Cabo assassinado escondia que era policial

AMARÍLIS LAGE
DA REPORTAGEM LOCAL

"Desde pequena, meu sonho era que meu pai fosse me buscar na escola fardado, com o carro da polícia, para eu mostrá-lo aos meus amigos", conta a estudante Grace, 16. Seu pai, porém, nunca realizava o pedido. Temia que o fato de ser policial pudesse colocar a família em perigo. Além disso, após 23 anos de corporação, já não sentia tanto orgulho da farda.
No último domingo, Grace teve que desistir do sonho. Seu pai, o cabo Pedro Cassiano da Cunha, 44, morreu em um ataque à base comunitária do Tremembé (zona norte de SP), onde trabalhava. Os ataques a bases e carros da polícia, desde domingo, também resultaram na morte do sargento Flávio Soares, que trabalhava na base do Parque Anhanguera. Outros seis policiais e dois guardas-civis ficaram feridos.
As ações são atribuídas à facção criminosa PCC (Primeiro Comando da Capital), como uma resposta dos criminosos às limitações impostas pelo RDD (Regime Disciplinar Diferenciado).

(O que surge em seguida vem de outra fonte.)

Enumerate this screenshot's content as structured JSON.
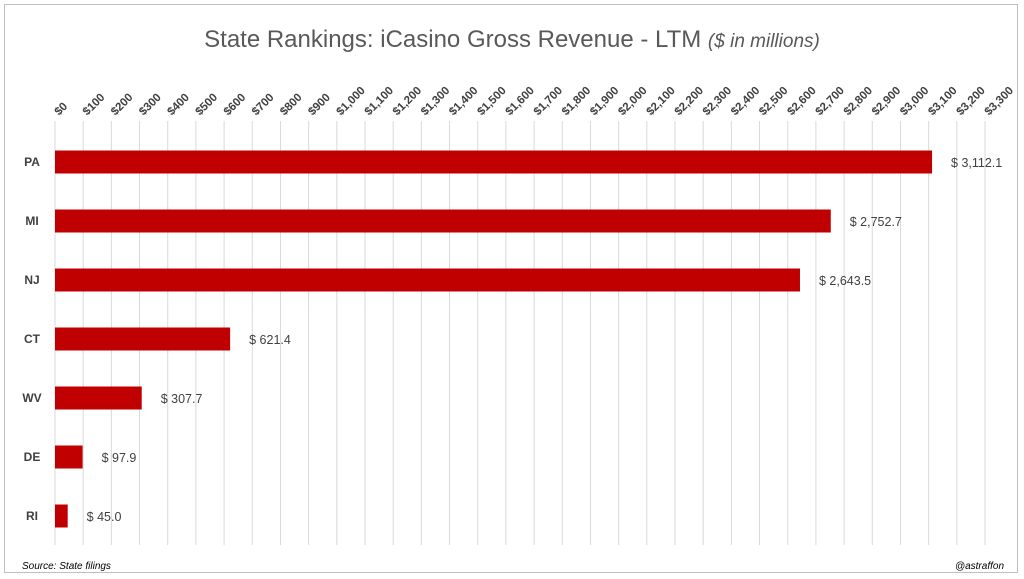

Para a família de Cunha, porém, as causas da morte do cabo superam o lado factual dos ataques. Elas estão ligadas à falta permanente de estrutura da polícia, como armas e automóveis, e -também- à insegurança e baixa auto-estima de muitos PMs.

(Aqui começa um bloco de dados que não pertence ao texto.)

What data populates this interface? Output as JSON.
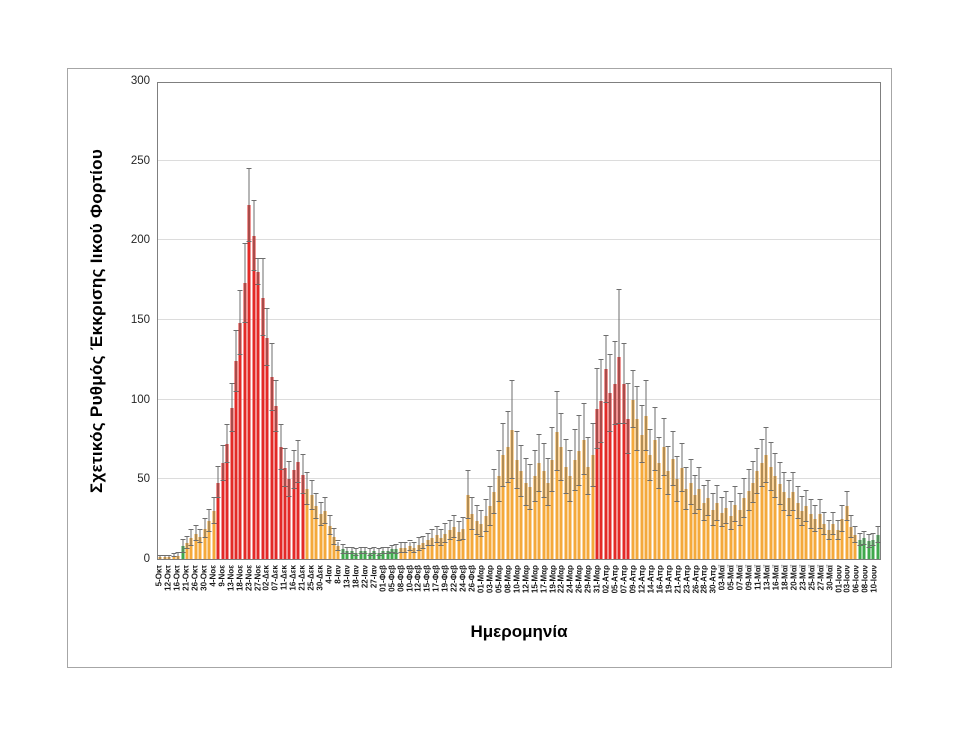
{
  "chart_data": {
    "type": "bar",
    "title": "",
    "xlabel": "Ημερομηνία",
    "ylabel": "Σχετικός Ρυθμός Έκκρισης Ιικού Φορτίου",
    "ylim": [
      0,
      300
    ],
    "yticks": [
      0,
      50,
      100,
      150,
      200,
      250,
      300
    ],
    "grid": true,
    "legend": "none",
    "error_bars": true,
    "label_every_n_bars": 2,
    "bar_colors": {
      "o": "#f4a93b",
      "r": "#e32a27",
      "g": "#3fa84c"
    },
    "error_color": "#6e6e6e",
    "gridline_color": "#dcdcdc",
    "plot_border_color": "#7f7f7f",
    "figure_border_color": "#a6a6a6",
    "x_tick_labels": [
      "5-Οκτ",
      "12-Οκτ",
      "16-Οκτ",
      "21-Οκτ",
      "26-Οκτ",
      "30-Οκτ",
      "4-Νοε",
      "9-Νοε",
      "13-Νοε",
      "18-Νοε",
      "23-Νοε",
      "27-Νοε",
      "02-Δεκ",
      "07-Δεκ",
      "11-Δεκ",
      "16-Δεκ",
      "21-Δεκ",
      "25-Δεκ",
      "30-Δεκ",
      "4-Ιαν",
      "8-Ιαν",
      "13-Ιαν",
      "18-Ιαν",
      "22-Ιαν",
      "27-Ιαν",
      "01-Φεβ",
      "05-Φεβ",
      "08-Φεβ",
      "10-Φεβ",
      "12-Φεβ",
      "15-Φεβ",
      "17-Φεβ",
      "19-Φεβ",
      "22-Φεβ",
      "24-Φεβ",
      "26-Φεβ",
      "01-Μαρ",
      "03-Μαρ",
      "05-Μαρ",
      "08-Μαρ",
      "10-Μαρ",
      "12-Μαρ",
      "15-Μαρ",
      "17-Μαρ",
      "19-Μαρ",
      "22-Μαρ",
      "24-Μαρ",
      "26-Μαρ",
      "29-Μαρ",
      "31-Μαρ",
      "02-Απρ",
      "05-Απρ",
      "07-Απρ",
      "09-Απρ",
      "12-Απρ",
      "14-Απρ",
      "16-Απρ",
      "19-Απρ",
      "21-Απρ",
      "23-Απρ",
      "26-Απρ",
      "28-Απρ",
      "30-Απρ",
      "03-Μαϊ",
      "05-Μαϊ",
      "07-Μαϊ",
      "09-Μαϊ",
      "11-Μαϊ",
      "13-Μαϊ",
      "16-Μαϊ",
      "18-Μαϊ",
      "20-Μαϊ",
      "23-Μαϊ",
      "25-Μαϊ",
      "27-Μαϊ",
      "30-Μαϊ",
      "01-Ιουν",
      "03-Ιουν",
      "06-Ιουν",
      "08-Ιουν",
      "10-Ιουν"
    ],
    "bars": [
      [
        1,
        1,
        "o"
      ],
      [
        1,
        1,
        "o"
      ],
      [
        1,
        1,
        "o"
      ],
      [
        2,
        1,
        "o"
      ],
      [
        2,
        2,
        "o"
      ],
      [
        8,
        4,
        "g"
      ],
      [
        10,
        4,
        "o"
      ],
      [
        13,
        5,
        "o"
      ],
      [
        16,
        5,
        "o"
      ],
      [
        14,
        4,
        "o"
      ],
      [
        19,
        6,
        "o"
      ],
      [
        24,
        7,
        "o"
      ],
      [
        30,
        8,
        "o"
      ],
      [
        48,
        10,
        "r"
      ],
      [
        60,
        11,
        "r"
      ],
      [
        72,
        12,
        "r"
      ],
      [
        95,
        15,
        "r"
      ],
      [
        124,
        19,
        "r"
      ],
      [
        148,
        20,
        "r"
      ],
      [
        173,
        25,
        "r"
      ],
      [
        222,
        23,
        "r"
      ],
      [
        203,
        22,
        "r"
      ],
      [
        180,
        8,
        "r"
      ],
      [
        164,
        24,
        "r"
      ],
      [
        139,
        18,
        "r"
      ],
      [
        114,
        21,
        "r"
      ],
      [
        96,
        16,
        "r"
      ],
      [
        70,
        14,
        "r"
      ],
      [
        57,
        12,
        "r"
      ],
      [
        50,
        11,
        "r"
      ],
      [
        56,
        12,
        "r"
      ],
      [
        61,
        13,
        "r"
      ],
      [
        53,
        12,
        "r"
      ],
      [
        44,
        10,
        "o"
      ],
      [
        40,
        9,
        "o"
      ],
      [
        33,
        8,
        "o"
      ],
      [
        28,
        7,
        "o"
      ],
      [
        30,
        8,
        "o"
      ],
      [
        21,
        6,
        "o"
      ],
      [
        14,
        5,
        "o"
      ],
      [
        8,
        3,
        "o"
      ],
      [
        6,
        3,
        "g"
      ],
      [
        5,
        2,
        "g"
      ],
      [
        5,
        2,
        "g"
      ],
      [
        4,
        2,
        "g"
      ],
      [
        5,
        2,
        "g"
      ],
      [
        5,
        2,
        "g"
      ],
      [
        4,
        2,
        "g"
      ],
      [
        5,
        2,
        "g"
      ],
      [
        4,
        2,
        "g"
      ],
      [
        5,
        2,
        "g"
      ],
      [
        5,
        2,
        "g"
      ],
      [
        6,
        2,
        "g"
      ],
      [
        6,
        3,
        "g"
      ],
      [
        7,
        3,
        "o"
      ],
      [
        7,
        3,
        "o"
      ],
      [
        8,
        3,
        "o"
      ],
      [
        7,
        3,
        "o"
      ],
      [
        9,
        4,
        "o"
      ],
      [
        10,
        4,
        "o"
      ],
      [
        12,
        4,
        "o"
      ],
      [
        13,
        5,
        "o"
      ],
      [
        15,
        5,
        "o"
      ],
      [
        13,
        5,
        "o"
      ],
      [
        16,
        6,
        "o"
      ],
      [
        18,
        6,
        "o"
      ],
      [
        20,
        7,
        "o"
      ],
      [
        17,
        6,
        "o"
      ],
      [
        19,
        7,
        "o"
      ],
      [
        40,
        15,
        "o"
      ],
      [
        28,
        10,
        "o"
      ],
      [
        24,
        9,
        "o"
      ],
      [
        22,
        8,
        "o"
      ],
      [
        27,
        10,
        "o"
      ],
      [
        33,
        12,
        "o"
      ],
      [
        42,
        14,
        "o"
      ],
      [
        52,
        16,
        "o"
      ],
      [
        65,
        20,
        "o"
      ],
      [
        70,
        22,
        "o"
      ],
      [
        81,
        31,
        "o"
      ],
      [
        62,
        18,
        "o"
      ],
      [
        55,
        16,
        "o"
      ],
      [
        48,
        15,
        "o"
      ],
      [
        45,
        14,
        "o"
      ],
      [
        52,
        16,
        "o"
      ],
      [
        60,
        18,
        "o"
      ],
      [
        55,
        17,
        "o"
      ],
      [
        48,
        15,
        "o"
      ],
      [
        62,
        20,
        "o"
      ],
      [
        80,
        25,
        "o"
      ],
      [
        70,
        21,
        "o"
      ],
      [
        58,
        17,
        "o"
      ],
      [
        52,
        16,
        "o"
      ],
      [
        62,
        19,
        "o"
      ],
      [
        68,
        22,
        "o"
      ],
      [
        75,
        22,
        "o"
      ],
      [
        58,
        18,
        "o"
      ],
      [
        65,
        20,
        "o"
      ],
      [
        94,
        25,
        "r"
      ],
      [
        99,
        26,
        "r"
      ],
      [
        119,
        21,
        "r"
      ],
      [
        104,
        24,
        "r"
      ],
      [
        110,
        26,
        "r"
      ],
      [
        127,
        42,
        "r"
      ],
      [
        110,
        25,
        "r"
      ],
      [
        88,
        22,
        "r"
      ],
      [
        100,
        18,
        "o"
      ],
      [
        88,
        20,
        "o"
      ],
      [
        78,
        18,
        "o"
      ],
      [
        90,
        22,
        "o"
      ],
      [
        65,
        16,
        "o"
      ],
      [
        75,
        20,
        "o"
      ],
      [
        60,
        16,
        "o"
      ],
      [
        70,
        18,
        "o"
      ],
      [
        55,
        15,
        "o"
      ],
      [
        63,
        17,
        "o"
      ],
      [
        50,
        14,
        "o"
      ],
      [
        57,
        15,
        "o"
      ],
      [
        44,
        13,
        "o"
      ],
      [
        48,
        14,
        "o"
      ],
      [
        40,
        12,
        "o"
      ],
      [
        44,
        13,
        "o"
      ],
      [
        35,
        11,
        "o"
      ],
      [
        38,
        11,
        "o"
      ],
      [
        31,
        10,
        "o"
      ],
      [
        35,
        11,
        "o"
      ],
      [
        29,
        9,
        "o"
      ],
      [
        32,
        10,
        "o"
      ],
      [
        27,
        9,
        "o"
      ],
      [
        34,
        11,
        "o"
      ],
      [
        31,
        10,
        "o"
      ],
      [
        38,
        12,
        "o"
      ],
      [
        43,
        13,
        "o"
      ],
      [
        48,
        13,
        "o"
      ],
      [
        55,
        14,
        "o"
      ],
      [
        60,
        15,
        "o"
      ],
      [
        65,
        17,
        "o"
      ],
      [
        58,
        15,
        "o"
      ],
      [
        52,
        14,
        "o"
      ],
      [
        47,
        13,
        "o"
      ],
      [
        42,
        12,
        "o"
      ],
      [
        38,
        11,
        "o"
      ],
      [
        42,
        12,
        "o"
      ],
      [
        35,
        10,
        "o"
      ],
      [
        30,
        9,
        "o"
      ],
      [
        33,
        10,
        "o"
      ],
      [
        28,
        9,
        "o"
      ],
      [
        25,
        8,
        "o"
      ],
      [
        28,
        9,
        "o"
      ],
      [
        22,
        7,
        "o"
      ],
      [
        18,
        6,
        "o"
      ],
      [
        22,
        7,
        "o"
      ],
      [
        18,
        6,
        "o"
      ],
      [
        25,
        8,
        "o"
      ],
      [
        33,
        9,
        "o"
      ],
      [
        20,
        7,
        "o"
      ],
      [
        15,
        5,
        "o"
      ],
      [
        12,
        4,
        "g"
      ],
      [
        13,
        4,
        "g"
      ],
      [
        11,
        4,
        "g"
      ],
      [
        12,
        4,
        "g"
      ],
      [
        15,
        5,
        "g"
      ]
    ]
  }
}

Na véspera do ataque, a mulher de Cunha, Cirley, 39, o encontrou diante do computador, olhando um site com fotos de policiais que haviam morrido em serviço. Segundo ela, o marido sentia-se tão inseguro que, além de pedir à família que não comentasse que era policial, não queria nem mesmo que a mulher pendurasse o uniforme no varal. Tampouco saía de casa fardado.
"Quando meu marido entrou na corporação, era apaixonado pela polícia. Mas há alguns anos começou a dizer que não tinha mais como agir", lembra a mulher do cabo. "Ele chegou a me dizer que, se visse alguma coisa na rua, era melhor fingir que não tinha visto, porque eles não têm cobertura. E tudo é a polícia que mata, que é errada. O sistema foi tirando todo o orgulho dele."
Cunha não quis avançar na carreira militar, embora tenha até recebido uma medalha por boa conduta. Com 23 anos de corporação, só prestou concurso para cabo -uma posição acima da dos soldados. Segundo familiares, ele achava que o aumento salarial não compensava o aumento de responsabilidade do cargo.
Seu salário era de aproximadamente R$ 1.300. A família também se sustentava com as vendas de um armarinho na parte dianteira da casa. Ainda assim, tiveram que vender o carro no início do ano, além de realizar vários empréstimos, para conseguir manter as contar em dia.
As duas filhas do casal estudam em colégio estadual. A mais velha, Grace, chegou a estudar um ano na Escola da Polícia Militar, mas a família não teve condições financeiras de mantê-la na escola da própria corporação.
Cunha estava ansioso para se aposentar. Segundo a mulher, no próximo dia 26 ele entraria de férias, período após o qual já estaria aposentado. Seu plano era construir uma casa em Bertioga (litoral de São Paulo), para onde se mudaria com a família, em busca de uma vida mais saudável.
Há alguns meses, fez um check-up e, ao chegar em casa, disse à mulher que tinha uma notícia ruim. "Prepare-se", disse brincando. "O médico falou que eu vou viver até os cem anos."